Завершаю своё описание о жизни и деятельности Иванова П.К. Везде он, и во все времена его жизни, всегда он проявлял смелость, находчивость. Даже его физическая сила всегда помогала ему в каких–то неожиданностях, и, особенно, его расторопность и смекалка. А при каких–либо трудовых его делах всегда проявлял свою инициативу. Это было заметно.

В 1922 год. События, связанные с переездом людей из Ореховки на вольные земли бывшего Провалтского конного завода: транспортировка всех отъезжающих лиц и всего имущества гужевым транспортом и железной дорогой, самый момент застройки хутора, когда жилой хутор был поставлен в самый короткий срок, успешно происходили только благодаря инициативе самого Иванова П.К.

Построенный хутор был назван, в его честь, хутор Иванов. Позже, с развитием угольной промышленности Гуковского п/объединения, расширилось строительство жилого фонда, образовался административный центр — город Гуково, а хутор Иванов был включён в общую городскую черту, и свою самостоятельность он потерял.

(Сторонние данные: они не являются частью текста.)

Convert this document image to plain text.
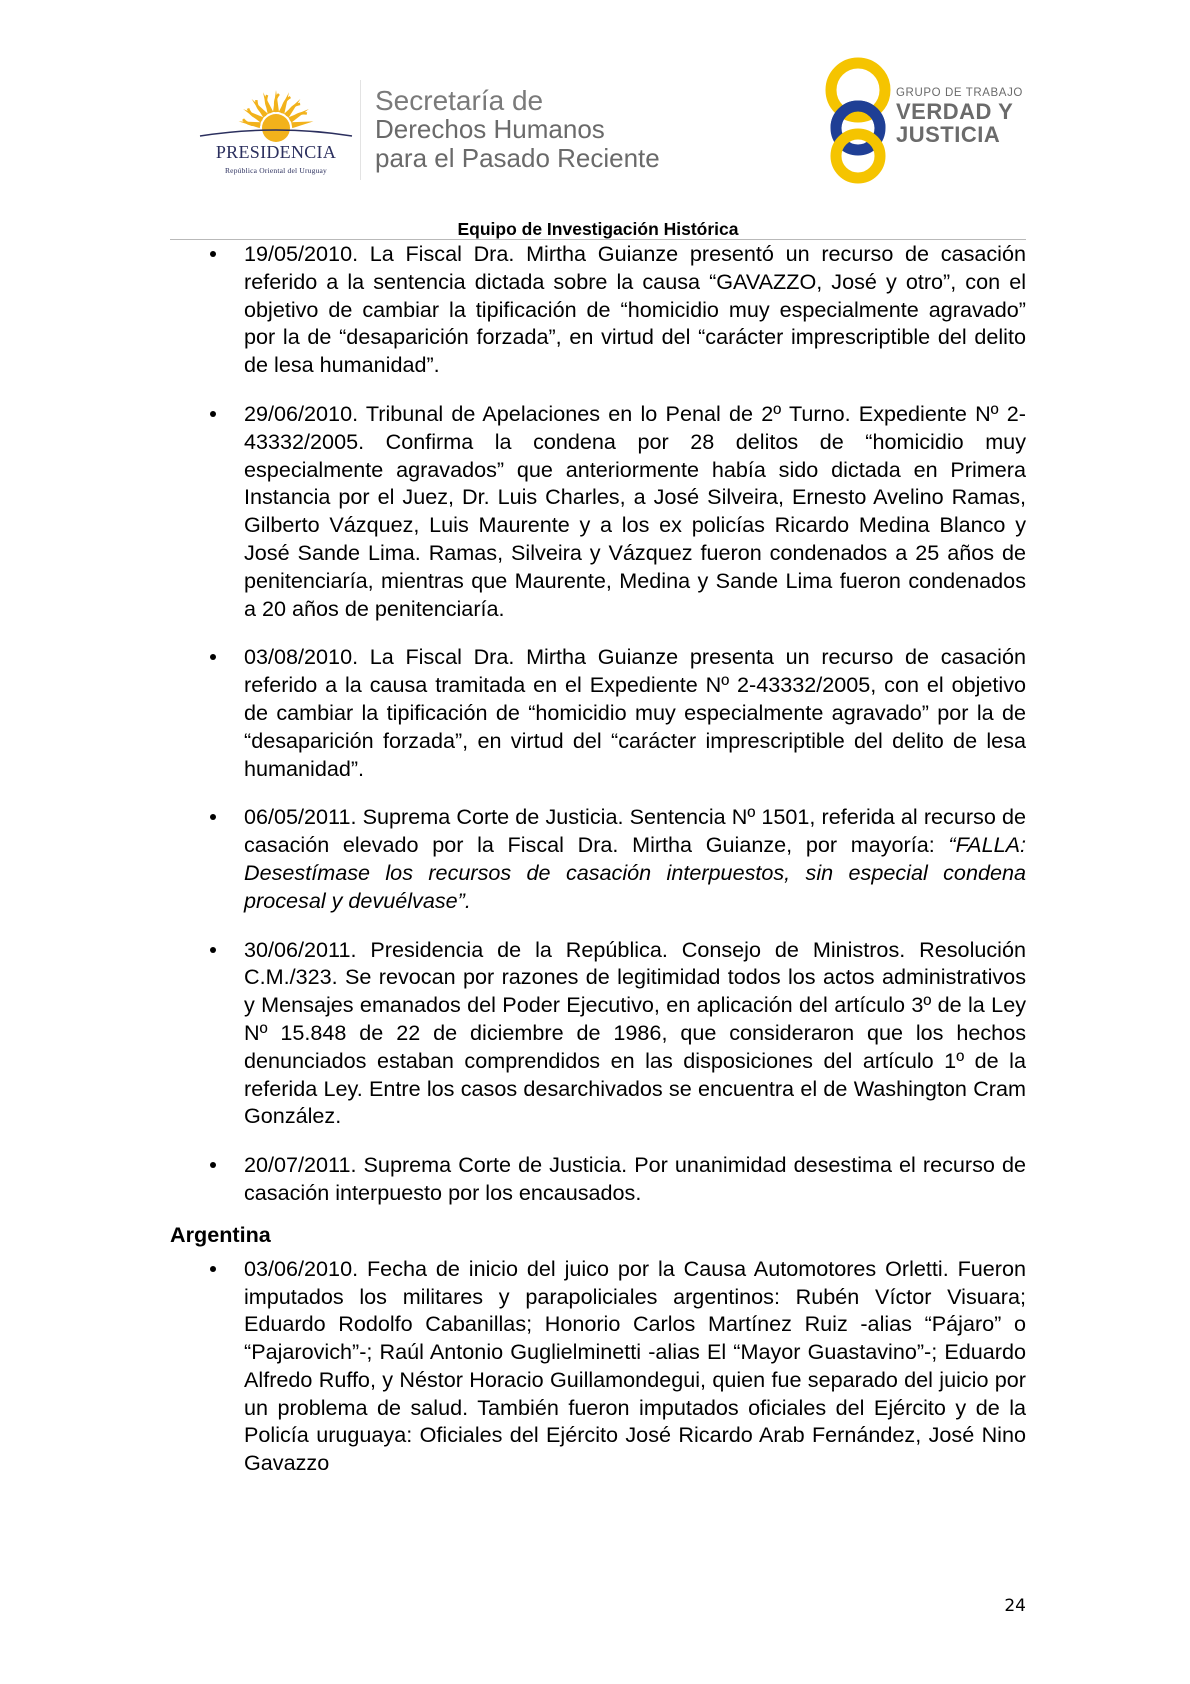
PRESIDENCIA
República Oriental del Uruguay
Secretaría de
Derechos Humanos
para el Pasado Reciente
GRUPO DE TRABAJO
VERDAD Y
JUSTICIA
Equipo de Investigación Histórica
19/05/2010. La Fiscal Dra. Mirtha Guianze presentó un recurso de casación referido a la sentencia dictada sobre la causa “GAVAZZO, José y otro”, con el objetivo de cambiar la tipificación de “homicidio muy especialmente agravado” por la de “desaparición forzada”, en virtud del “carácter imprescriptible del delito de lesa humanidad”.
29/06/2010. Tribunal de Apelaciones en lo Penal de 2º Turno. Expediente Nº 2-43332/2005. Confirma la condena por 28 delitos de “homicidio muy especialmente agravados” que anteriormente había sido dictada en Primera Instancia por el Juez, Dr. Luis Charles, a José Silveira, Ernesto Avelino Ramas, Gilberto Vázquez, Luis Maurente y a los ex policías Ricardo Medina Blanco y José Sande Lima. Ramas, Silveira y Vázquez fueron condenados a 25 años de penitenciaría, mientras que Maurente, Medina y Sande Lima fueron condenados a 20 años de penitenciaría.
03/08/2010. La Fiscal Dra. Mirtha Guianze presenta un recurso de casación referido a la causa tramitada en el Expediente Nº 2-43332/2005, con el objetivo de cambiar la tipificación de “homicidio muy especialmente agravado” por la de “desaparición forzada”, en virtud del “carácter imprescriptible del delito de lesa humanidad”.
06/05/2011. Suprema Corte de Justicia. Sentencia Nº 1501, referida al recurso de casación elevado por la Fiscal Dra. Mirtha Guianze, por mayoría: “FALLA: Desestímase los recursos de casación interpuestos, sin especial condena procesal y devuélvase”.
30/06/2011. Presidencia de la República. Consejo de Ministros. Resolución C.M./323. Se revocan por razones de legitimidad todos los actos administrativos y Mensajes emanados del Poder Ejecutivo, en aplicación del artículo 3º de la Ley Nº 15.848 de 22 de diciembre de 1986, que consideraron que los hechos denunciados estaban comprendidos en las disposiciones del artículo 1º de la referida Ley. Entre los casos desarchivados se encuentra el de Washington Cram González.
20/07/2011. Suprema Corte de Justicia. Por unanimidad desestima el recurso de casación interpuesto por los encausados.
Argentina
03/06/2010. Fecha de inicio del juico por la Causa Automotores Orletti. Fueron imputados los militares y parapoliciales argentinos: Rubén Víctor Visuara; Eduardo Rodolfo Cabanillas; Honorio Carlos Martínez Ruiz -alias “Pájaro” o “Pajarovich”-; Raúl Antonio Guglielminetti -alias El “Mayor Guastavino”-; Eduardo Alfredo Ruffo, y Néstor Horacio Guillamondegui, quien fue separado del juicio por un problema de salud. También fueron imputados oficiales del Ejército y de la Policía uruguaya: Oficiales del Ejército José Ricardo Arab Fernández, José Nino Gavazzo
24
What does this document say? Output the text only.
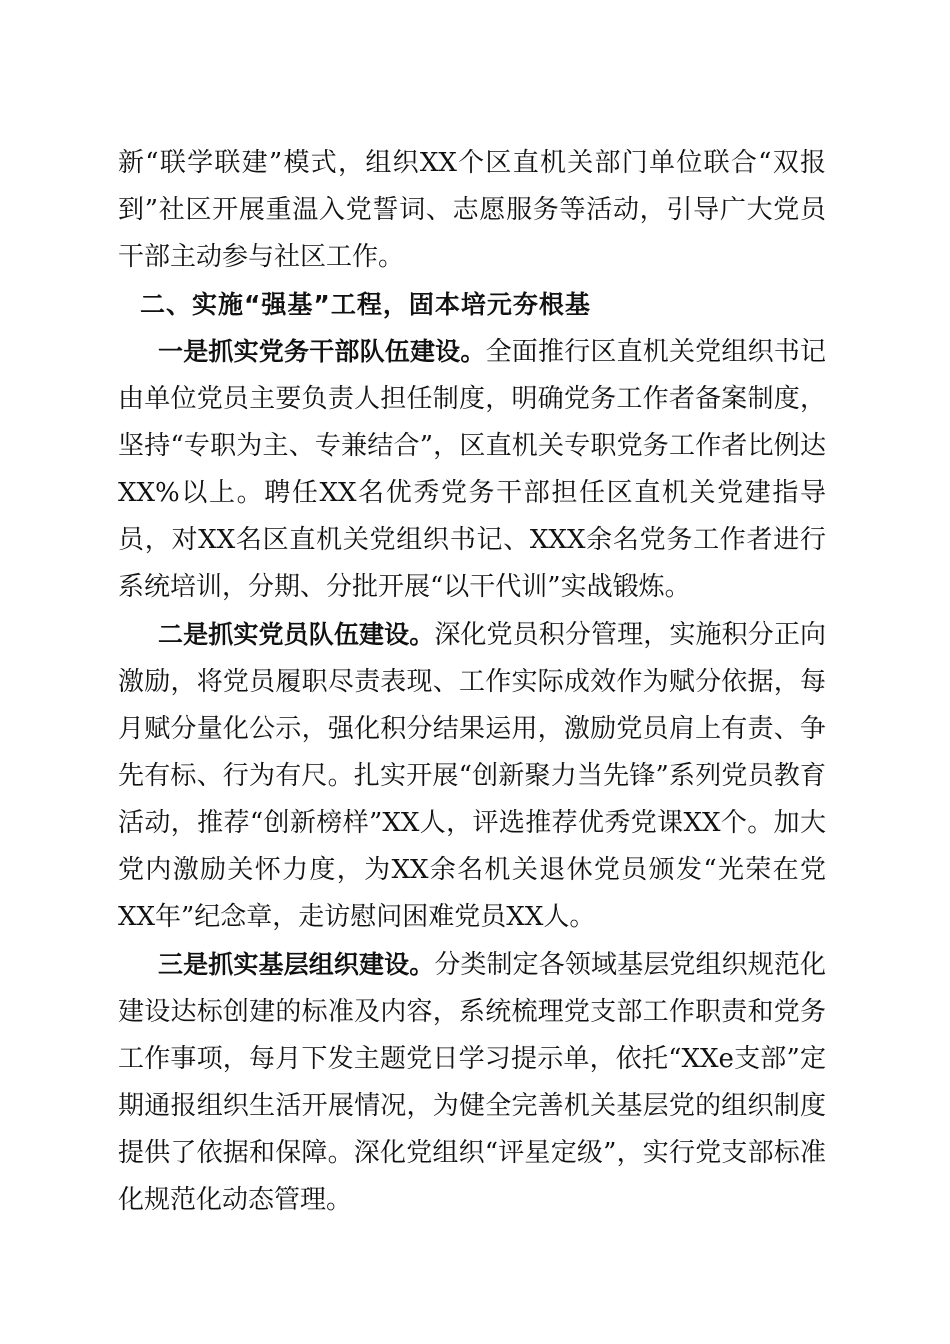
新“联学联建”模式，组织XX个区直机关部门单位联合“双报到”社区开展重温入党誓词、志愿服务等活动，引导广大党员干部主动参与社区工作。

二、实施“强基”工程，固本培元夯根基

一是抓实党务干部队伍建设。全面推行区直机关党组织书记由单位党员主要负责人担任制度，明确党务工作者备案制度，坚持“专职为主、专兼结合”，区直机关专职党务工作者比例达XX%以上。聘任XX名优秀党务干部担任区直机关党建指导员，对XX名区直机关党组织书记、XXX余名党务工作者进行系统培训，分期、分批开展“以干代训”实战锻炼。

二是抓实党员队伍建设。深化党员积分管理，实施积分正向激励，将党员履职尽责表现、工作实际成效作为赋分依据，每月赋分量化公示，强化积分结果运用，激励党员肩上有责、争先有标、行为有尺。扎实开展“创新聚力当先锋”系列党员教育活动，推荐“创新榜样”XX人，评选推荐优秀党课XX个。加大党内激励关怀力度，为XX余名机关退休党员颁发“光荣在党XX年”纪念章，走访慰问困难党员XX人。

三是抓实基层组织建设。分类制定各领域基层党组织规范化建设达标创建的标准及内容，系统梳理党支部工作职责和党务工作事项，每月下发主题党日学习提示单，依托“XXe支部”定期通报组织生活开展情况，为健全完善机关基层党的组织制度提供了依据和保障。深化党组织“评星定级”，实行党支部标准化规范化动态管理。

Дальнейший сбор материала о жизни и деятельности Иванова П.К., начиная с 1923 года и до полного конца его жизни, относится ко второму периоду времени. Помню, что его семья оставалась большой. Три брата: Егор, Исаак, Илья, сестра Варвара. Но и, непосредственно, были сыновья, имена их я не знаю. Хотелось бы, чтобы этот материал о последней жизни Учителя Иванова П.К. был бы кем–то продолжен и не оставлены без внимания его жизнь и деятельность.

Не оставлю без внимания всего рода Ивановых. Всей истории Ореховки послужило родственное наследство и других Ивановых. Иванов П.К., не имея среднего образования и высшего не получал, но своей одарённой человеческой природой относится к мировым значениям, где его Учение воспринимают и внедряют в полный комплекс человеческого здравого покроя. Его земляки, а может, даже, родные по дальней крови, внесли большой вклад в развитие нашей науки. И, в частности, выходцы из недр нашей Ореховки. Такие видные люди:

Иванов Иван Петрович получил юридическое образование, долгое время работал в уездном управлении. Защищал Столыпинские преобразования сёл Славяносербского земского правления, которое ставило своей задачей преобразование сёл из отсталых в первоклассные, высокоразвитые, высокоурожайные деревни и сёла.

Иванова Агафья Петровна, его сестра, являлась первой учительницей Иванова Порфирия Корнеевича.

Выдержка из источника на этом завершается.